Of course, this seems like a ridiculous case - how is this at all connected to reducing the number of values in the array? - but it actually does come up when you're sorting lots of elements that aren't distinct. In particular, after a few passes of the partitioning, you're likely to group together all equal elements, which will bring you into this case.
For a discussion of how to prevent this from happening, there's a really great talk by Bob Sedgewick and Jon Bentley about how to modify the partition step to work quickly when in the presence of duplicate elements. It's connected to Dijkstra's Dutch national flag problem, and their solutions are really clever.
One option that works is to partition the input into three groups - less, equal, and greater. Once you've broken the input up this way, you only need to sort the less and greater groups; the equal groups are already sorted. The above link to the talk shows how to do this more or less in-place, but since you're already using an out-of-place quicksort the fix should be easy. Here's my attempt at it:
for items in array:
if items < pivotVal:
smaller.append(items)
elif items == pivotVal:
equal.append(items)
else:
greater.append(items)
I've never written a line of Python in my life, BTW, so this may be totally illegal syntax. But I hope the idea is clear! :-)
Things we know:
Time complexity for quick sort of unordered array is O(n*logn).
If the array is already sorted, it degrades to O(n^2).
First two statements are not discrete, i.e. the closer an array is to being sorted, the closer is time complexity of quick sort to O(n^2), and reversely as we shuffle it the complexity approaches O(n*logn)
Now, let's look at your experiment:
In all three cases you used the same number of elements. So, our n which you named x is always 100000.
In your first experiment, you used numbers between 0 and 100000, so ideally with a perfect random number generator you'd get mostly different numbers in a relatively unordered list, thus fitting the O(n*logn) complexity case.
In your third experiment, you used numbers between 0 an 10 in a 100000 elements large list.

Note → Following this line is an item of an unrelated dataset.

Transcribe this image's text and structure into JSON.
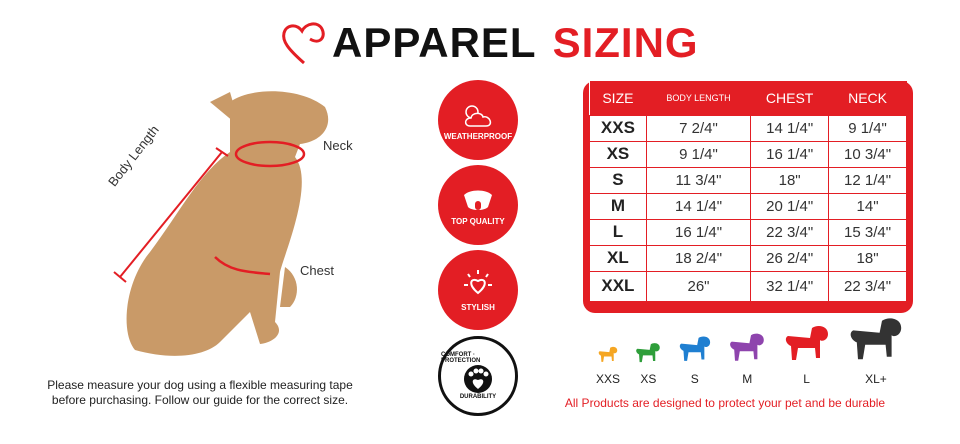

It means that there were quite many duplicates in your list, making it a lot closer to a sorted list than in the first experiment. So, in that case time complexity was much closer to O(n^2).
And with the same large enough n you can say that n*logn > n^2, which you actually confirmed by your experiment.
The quicksort algorithm has a known weakness--it is slower when the data is mostly sorted. When you have 100000 between 0 and 10 they will be closer to being 'mostly sorted' than 100000 numbers in the range of 0 to 100000.